A real-world track record. Has the provider been tested under real pressure? In 2018, a server used by NordVPN at a Finnish data centre was accessed without authorisation by an unknown third party, who exploited a remote management tool the data centre had installed. When the incident was investigated, no user data was found because none had been logged. That real-world test is far more reassuring than any marketing claim.

Whether a VPN is safe is actually the wrong question to ask. The better one is whether the company running it can be trusted. The technology itself is well understood and has been scrutinised by independent researchers for years. What varies enormously is the provider. A VPN with published audits, a verified no-logs policy, and a history of protecting user data is a very different thing from one that charges nothing and has never been independently checked.

Thomas Richard
Thomas Richard Editor, FixYourVPN.com

Why free VPNs are the main safety concern

Running a VPN service costs real money: servers, bandwidth, security staff, engineers. A VPN that charges nothing has to cover those costs somehow. The most common model is data collection: logging your browsing activity and selling it to advertisers or data brokers. That's the opposite of what a VPN is supposed to do. For the full picture on what free VPNs actually get up to, read Are Free VPNs Safe?

Several free VPN apps have been caught injecting ads into web traffic, selling user data to third parties, and routing strangers' traffic through their users' home connections without proper disclosure. A paid VPN has a clear business model: you pay for the service. A free VPN often has a business model you're not told about, and that's the problem.

There are a handful of legitimate free VPN options with strict usage caps (ProtonVPN's free tier is one), but for everyday use, a paid VPN from a reputable provider is the only reliably safe choice.

How to check your VPN is actually working

The easiest way is to check where your device appears to be located while you're connected. If the VPN is working, it should show the location of the VPN server, not your home.

Our free IP address checker does exactly that. Connect your VPN, open that page, and see where it thinks you are. If it shows your actual home location, the VPN isn't routing your traffic through its servers correctly. Try switching to a different server and check again.

In the UK and the vast majority of countries, yes. VPNs are legal tools used by businesses, remote workers, journalists, and everyday people. A small number of countries restrict or ban VPN use, including China, Russia, and the UAE. If you're travelling to any of those places, it's worth checking the local rules before you go. Our guide on getting a VPN working in India covers what to expect when local restrictions affect your connection.

Using a VPN is legal; illegal activity remains illegal even with one.

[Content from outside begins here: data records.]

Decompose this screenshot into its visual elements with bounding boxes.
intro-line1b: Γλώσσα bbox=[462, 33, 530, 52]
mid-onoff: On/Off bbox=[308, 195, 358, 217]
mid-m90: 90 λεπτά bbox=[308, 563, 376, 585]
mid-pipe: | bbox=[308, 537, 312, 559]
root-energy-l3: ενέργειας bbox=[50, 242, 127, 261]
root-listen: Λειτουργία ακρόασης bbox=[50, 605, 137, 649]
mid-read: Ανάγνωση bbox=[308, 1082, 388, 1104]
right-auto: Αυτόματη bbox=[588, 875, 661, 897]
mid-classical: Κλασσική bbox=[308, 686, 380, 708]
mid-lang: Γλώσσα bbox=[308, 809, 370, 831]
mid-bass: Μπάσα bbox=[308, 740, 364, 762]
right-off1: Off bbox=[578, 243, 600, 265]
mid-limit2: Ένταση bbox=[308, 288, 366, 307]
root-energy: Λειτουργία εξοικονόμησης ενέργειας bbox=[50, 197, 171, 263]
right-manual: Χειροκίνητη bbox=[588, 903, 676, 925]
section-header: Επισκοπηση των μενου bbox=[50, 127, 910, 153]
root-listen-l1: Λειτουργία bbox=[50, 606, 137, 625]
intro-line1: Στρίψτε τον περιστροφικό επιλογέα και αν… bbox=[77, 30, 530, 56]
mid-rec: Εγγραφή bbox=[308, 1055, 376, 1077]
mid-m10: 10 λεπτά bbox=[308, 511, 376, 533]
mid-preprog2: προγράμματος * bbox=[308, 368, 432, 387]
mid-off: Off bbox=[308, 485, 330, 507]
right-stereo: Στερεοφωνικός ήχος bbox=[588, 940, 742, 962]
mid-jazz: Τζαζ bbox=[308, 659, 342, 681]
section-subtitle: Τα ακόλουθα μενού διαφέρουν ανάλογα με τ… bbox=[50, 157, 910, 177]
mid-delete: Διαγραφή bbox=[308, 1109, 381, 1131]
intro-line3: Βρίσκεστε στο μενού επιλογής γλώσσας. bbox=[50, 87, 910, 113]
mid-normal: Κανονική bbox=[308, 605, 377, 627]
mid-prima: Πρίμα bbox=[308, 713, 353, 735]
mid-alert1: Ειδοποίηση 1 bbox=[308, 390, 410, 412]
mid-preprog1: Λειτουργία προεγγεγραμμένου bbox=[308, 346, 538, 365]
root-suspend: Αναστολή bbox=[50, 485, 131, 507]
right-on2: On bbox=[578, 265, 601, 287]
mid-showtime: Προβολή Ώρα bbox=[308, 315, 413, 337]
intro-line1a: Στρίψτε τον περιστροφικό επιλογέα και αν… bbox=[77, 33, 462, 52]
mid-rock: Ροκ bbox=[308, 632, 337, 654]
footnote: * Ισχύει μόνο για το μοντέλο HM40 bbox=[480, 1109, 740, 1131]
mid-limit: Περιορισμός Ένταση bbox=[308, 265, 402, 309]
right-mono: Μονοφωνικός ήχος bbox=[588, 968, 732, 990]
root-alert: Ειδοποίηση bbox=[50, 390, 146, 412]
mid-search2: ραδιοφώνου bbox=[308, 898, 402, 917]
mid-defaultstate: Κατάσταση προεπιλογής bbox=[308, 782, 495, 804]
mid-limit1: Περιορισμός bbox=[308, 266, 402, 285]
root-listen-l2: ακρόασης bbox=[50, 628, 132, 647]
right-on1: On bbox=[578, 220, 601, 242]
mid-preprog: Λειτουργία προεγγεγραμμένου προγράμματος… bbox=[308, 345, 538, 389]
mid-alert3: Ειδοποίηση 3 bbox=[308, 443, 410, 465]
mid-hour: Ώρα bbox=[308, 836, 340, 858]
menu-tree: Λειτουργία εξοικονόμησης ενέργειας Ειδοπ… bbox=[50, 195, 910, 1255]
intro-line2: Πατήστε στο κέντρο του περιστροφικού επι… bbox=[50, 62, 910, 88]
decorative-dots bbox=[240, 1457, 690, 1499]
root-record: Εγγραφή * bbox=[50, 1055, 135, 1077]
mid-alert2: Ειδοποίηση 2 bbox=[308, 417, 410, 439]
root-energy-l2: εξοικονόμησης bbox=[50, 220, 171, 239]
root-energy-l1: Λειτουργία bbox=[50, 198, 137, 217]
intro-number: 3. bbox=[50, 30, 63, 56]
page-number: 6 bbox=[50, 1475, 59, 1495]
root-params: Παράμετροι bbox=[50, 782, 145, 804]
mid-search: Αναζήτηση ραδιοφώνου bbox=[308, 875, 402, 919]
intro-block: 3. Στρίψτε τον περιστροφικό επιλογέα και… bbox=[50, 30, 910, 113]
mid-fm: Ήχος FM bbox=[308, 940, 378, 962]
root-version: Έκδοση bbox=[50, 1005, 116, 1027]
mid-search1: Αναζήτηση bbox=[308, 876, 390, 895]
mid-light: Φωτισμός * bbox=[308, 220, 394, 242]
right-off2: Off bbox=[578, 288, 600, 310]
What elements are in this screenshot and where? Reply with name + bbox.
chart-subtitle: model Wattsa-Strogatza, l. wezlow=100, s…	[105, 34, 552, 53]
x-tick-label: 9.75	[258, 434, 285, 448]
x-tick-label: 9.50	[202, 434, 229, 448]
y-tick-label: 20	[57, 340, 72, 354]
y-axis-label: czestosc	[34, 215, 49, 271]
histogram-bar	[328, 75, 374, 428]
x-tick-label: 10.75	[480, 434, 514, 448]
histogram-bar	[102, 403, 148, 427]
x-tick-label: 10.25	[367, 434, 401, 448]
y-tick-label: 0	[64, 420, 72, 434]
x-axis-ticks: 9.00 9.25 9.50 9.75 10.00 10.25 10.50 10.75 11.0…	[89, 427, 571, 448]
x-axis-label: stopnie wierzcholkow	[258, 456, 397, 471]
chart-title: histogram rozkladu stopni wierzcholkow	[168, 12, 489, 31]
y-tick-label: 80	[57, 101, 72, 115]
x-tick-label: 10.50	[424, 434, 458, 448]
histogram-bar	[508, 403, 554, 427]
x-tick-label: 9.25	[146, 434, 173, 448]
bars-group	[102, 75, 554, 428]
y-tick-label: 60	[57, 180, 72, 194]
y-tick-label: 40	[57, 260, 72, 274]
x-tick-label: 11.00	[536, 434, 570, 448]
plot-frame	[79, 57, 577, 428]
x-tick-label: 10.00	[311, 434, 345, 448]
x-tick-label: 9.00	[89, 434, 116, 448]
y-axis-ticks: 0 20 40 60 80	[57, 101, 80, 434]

A VPN also doesn't protect you from everything: if you're signed into a Google or Facebook account, those services can still track you regardless of the VPN.

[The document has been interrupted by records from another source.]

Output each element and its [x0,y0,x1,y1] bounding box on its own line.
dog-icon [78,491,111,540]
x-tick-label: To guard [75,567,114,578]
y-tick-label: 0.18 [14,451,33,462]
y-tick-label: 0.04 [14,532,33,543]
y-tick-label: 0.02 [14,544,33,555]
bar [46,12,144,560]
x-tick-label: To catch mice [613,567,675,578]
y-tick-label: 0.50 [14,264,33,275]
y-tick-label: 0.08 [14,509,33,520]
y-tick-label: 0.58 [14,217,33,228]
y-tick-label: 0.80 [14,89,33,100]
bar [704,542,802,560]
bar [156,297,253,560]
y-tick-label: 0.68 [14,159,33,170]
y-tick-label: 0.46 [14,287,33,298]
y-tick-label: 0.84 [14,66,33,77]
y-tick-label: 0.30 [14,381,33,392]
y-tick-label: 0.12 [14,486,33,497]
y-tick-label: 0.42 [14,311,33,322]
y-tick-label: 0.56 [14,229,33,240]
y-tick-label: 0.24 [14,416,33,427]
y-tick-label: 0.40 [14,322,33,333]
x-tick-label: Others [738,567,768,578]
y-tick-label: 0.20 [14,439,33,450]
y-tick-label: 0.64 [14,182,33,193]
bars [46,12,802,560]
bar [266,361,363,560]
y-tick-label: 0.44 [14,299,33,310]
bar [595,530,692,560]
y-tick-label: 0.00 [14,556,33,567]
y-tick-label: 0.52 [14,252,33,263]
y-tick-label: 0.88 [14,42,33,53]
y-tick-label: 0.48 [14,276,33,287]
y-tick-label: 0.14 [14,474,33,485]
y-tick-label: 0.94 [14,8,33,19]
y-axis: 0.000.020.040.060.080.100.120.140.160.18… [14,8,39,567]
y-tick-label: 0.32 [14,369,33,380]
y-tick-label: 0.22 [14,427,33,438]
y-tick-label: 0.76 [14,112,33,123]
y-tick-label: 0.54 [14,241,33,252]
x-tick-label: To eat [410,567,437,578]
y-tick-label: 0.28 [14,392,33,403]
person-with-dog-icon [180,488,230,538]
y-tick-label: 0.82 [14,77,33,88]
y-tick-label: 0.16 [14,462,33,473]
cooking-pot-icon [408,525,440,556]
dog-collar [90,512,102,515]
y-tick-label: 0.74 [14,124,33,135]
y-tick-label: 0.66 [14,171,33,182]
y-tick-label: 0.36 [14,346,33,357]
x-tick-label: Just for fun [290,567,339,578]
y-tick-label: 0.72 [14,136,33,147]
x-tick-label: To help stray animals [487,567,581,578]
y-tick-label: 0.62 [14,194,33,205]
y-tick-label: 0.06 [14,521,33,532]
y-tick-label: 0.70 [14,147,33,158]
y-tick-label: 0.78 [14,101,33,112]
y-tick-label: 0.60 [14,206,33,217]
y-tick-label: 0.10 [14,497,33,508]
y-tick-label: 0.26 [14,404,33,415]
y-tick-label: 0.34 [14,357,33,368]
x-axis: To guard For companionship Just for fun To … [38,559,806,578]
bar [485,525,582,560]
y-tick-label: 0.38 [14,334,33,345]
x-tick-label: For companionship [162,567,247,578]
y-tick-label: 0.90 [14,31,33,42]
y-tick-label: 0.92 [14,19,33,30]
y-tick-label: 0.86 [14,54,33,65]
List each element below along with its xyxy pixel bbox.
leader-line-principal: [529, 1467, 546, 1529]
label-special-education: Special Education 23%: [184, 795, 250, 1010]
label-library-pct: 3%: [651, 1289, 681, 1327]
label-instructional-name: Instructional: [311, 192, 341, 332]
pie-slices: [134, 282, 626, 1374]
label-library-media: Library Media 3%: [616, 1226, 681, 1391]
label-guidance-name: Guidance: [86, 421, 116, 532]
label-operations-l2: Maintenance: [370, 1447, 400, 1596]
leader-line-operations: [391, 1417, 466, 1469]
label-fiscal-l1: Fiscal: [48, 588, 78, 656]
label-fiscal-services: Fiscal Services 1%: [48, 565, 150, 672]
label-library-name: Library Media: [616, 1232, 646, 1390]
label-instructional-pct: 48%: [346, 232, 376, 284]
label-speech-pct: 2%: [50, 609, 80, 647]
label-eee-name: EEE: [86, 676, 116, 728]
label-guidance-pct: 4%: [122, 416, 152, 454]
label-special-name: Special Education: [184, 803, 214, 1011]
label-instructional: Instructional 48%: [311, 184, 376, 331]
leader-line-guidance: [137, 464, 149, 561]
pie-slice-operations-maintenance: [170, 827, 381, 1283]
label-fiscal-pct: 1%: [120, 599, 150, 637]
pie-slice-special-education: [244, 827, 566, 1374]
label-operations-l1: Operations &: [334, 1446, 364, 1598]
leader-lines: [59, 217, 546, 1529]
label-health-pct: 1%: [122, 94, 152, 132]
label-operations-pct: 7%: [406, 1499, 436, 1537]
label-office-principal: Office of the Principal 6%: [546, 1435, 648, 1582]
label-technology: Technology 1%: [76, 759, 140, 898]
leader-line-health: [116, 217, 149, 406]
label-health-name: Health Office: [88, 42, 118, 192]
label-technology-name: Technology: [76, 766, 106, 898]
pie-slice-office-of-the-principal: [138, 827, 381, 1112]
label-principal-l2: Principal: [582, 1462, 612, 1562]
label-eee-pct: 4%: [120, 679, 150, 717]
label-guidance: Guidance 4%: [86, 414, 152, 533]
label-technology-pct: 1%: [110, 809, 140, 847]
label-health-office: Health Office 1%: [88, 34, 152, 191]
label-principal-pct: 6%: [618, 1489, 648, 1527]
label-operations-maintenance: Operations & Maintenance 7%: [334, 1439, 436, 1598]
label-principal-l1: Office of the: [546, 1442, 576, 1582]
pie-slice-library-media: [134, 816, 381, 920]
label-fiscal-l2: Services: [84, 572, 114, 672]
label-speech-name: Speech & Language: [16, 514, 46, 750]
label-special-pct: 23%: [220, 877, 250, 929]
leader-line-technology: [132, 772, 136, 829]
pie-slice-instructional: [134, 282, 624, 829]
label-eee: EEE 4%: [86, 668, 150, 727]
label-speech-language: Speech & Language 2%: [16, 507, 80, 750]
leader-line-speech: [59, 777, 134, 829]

Common safety concerns, answered

VPN software security. Like any software, VPNs can have vulnerabilities. Reputable providers respond quickly to disclosed issues and push updates. The encryption used by modern VPNs is considered extremely strong. Protocols like WireGuard use encryption that would take longer than the age of the universe to crack by guessing; it's simply not a realistic attack.

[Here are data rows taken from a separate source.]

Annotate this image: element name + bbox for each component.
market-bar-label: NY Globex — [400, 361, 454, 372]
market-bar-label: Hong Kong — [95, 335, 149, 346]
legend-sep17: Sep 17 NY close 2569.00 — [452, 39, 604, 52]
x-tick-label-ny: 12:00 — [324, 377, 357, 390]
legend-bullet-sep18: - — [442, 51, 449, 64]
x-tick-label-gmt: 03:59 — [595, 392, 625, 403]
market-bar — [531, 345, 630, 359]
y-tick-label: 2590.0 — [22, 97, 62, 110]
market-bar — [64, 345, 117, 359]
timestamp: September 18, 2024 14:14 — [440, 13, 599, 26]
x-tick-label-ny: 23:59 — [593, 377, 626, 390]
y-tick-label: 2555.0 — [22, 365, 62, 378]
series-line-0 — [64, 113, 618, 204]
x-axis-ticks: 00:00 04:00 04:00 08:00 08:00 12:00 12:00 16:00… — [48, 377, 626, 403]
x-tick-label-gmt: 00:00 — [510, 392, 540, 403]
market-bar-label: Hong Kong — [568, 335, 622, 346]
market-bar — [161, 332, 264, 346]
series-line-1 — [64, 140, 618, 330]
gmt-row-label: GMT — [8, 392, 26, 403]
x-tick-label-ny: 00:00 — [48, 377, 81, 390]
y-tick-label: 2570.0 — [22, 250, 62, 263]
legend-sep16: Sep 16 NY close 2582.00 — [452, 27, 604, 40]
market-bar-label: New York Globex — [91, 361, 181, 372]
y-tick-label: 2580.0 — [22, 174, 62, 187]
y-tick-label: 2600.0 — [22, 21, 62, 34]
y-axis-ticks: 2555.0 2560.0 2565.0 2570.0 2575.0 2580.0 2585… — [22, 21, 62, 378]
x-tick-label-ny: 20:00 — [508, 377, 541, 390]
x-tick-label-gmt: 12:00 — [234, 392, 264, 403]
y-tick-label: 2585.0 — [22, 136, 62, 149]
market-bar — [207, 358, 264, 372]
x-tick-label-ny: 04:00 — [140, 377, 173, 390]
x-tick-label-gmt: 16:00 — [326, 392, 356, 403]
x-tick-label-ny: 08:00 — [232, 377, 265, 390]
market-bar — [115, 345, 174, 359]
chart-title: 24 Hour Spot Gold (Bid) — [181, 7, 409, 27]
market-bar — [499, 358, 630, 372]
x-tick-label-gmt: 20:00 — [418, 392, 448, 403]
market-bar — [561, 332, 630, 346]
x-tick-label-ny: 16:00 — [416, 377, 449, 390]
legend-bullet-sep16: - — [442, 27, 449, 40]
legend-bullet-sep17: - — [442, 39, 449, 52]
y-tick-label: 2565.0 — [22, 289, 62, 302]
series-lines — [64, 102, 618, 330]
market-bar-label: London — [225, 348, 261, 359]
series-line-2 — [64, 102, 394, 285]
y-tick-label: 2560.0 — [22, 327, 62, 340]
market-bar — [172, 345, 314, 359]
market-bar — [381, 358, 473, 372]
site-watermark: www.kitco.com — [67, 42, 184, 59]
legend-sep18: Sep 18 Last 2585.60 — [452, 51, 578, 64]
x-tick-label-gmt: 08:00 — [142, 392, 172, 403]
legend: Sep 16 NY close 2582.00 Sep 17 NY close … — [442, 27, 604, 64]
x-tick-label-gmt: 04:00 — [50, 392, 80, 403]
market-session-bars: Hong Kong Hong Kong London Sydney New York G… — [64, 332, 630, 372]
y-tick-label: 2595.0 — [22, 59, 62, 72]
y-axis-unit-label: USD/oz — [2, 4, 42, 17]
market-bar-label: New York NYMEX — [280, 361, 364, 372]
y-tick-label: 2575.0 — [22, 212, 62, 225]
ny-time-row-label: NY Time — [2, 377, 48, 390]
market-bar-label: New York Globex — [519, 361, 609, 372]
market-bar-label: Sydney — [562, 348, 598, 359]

VPNs and malware protection. A VPN encrypts your connection but doesn't scan for malware or block malicious websites, unless the provider includes an add-on threat protection feature. NordVPN's Threat Protection is one example. You still need separate antivirus software for full protection.

Employer visibility when using a VPN. It depends on the situation. If you're using your employer's VPN on a work device, they can potentially see your traffic. If you're using your own personal VPN on your own device, your employer can't see what you're doing, though if you're connected to their network they can see that you're using a VPN.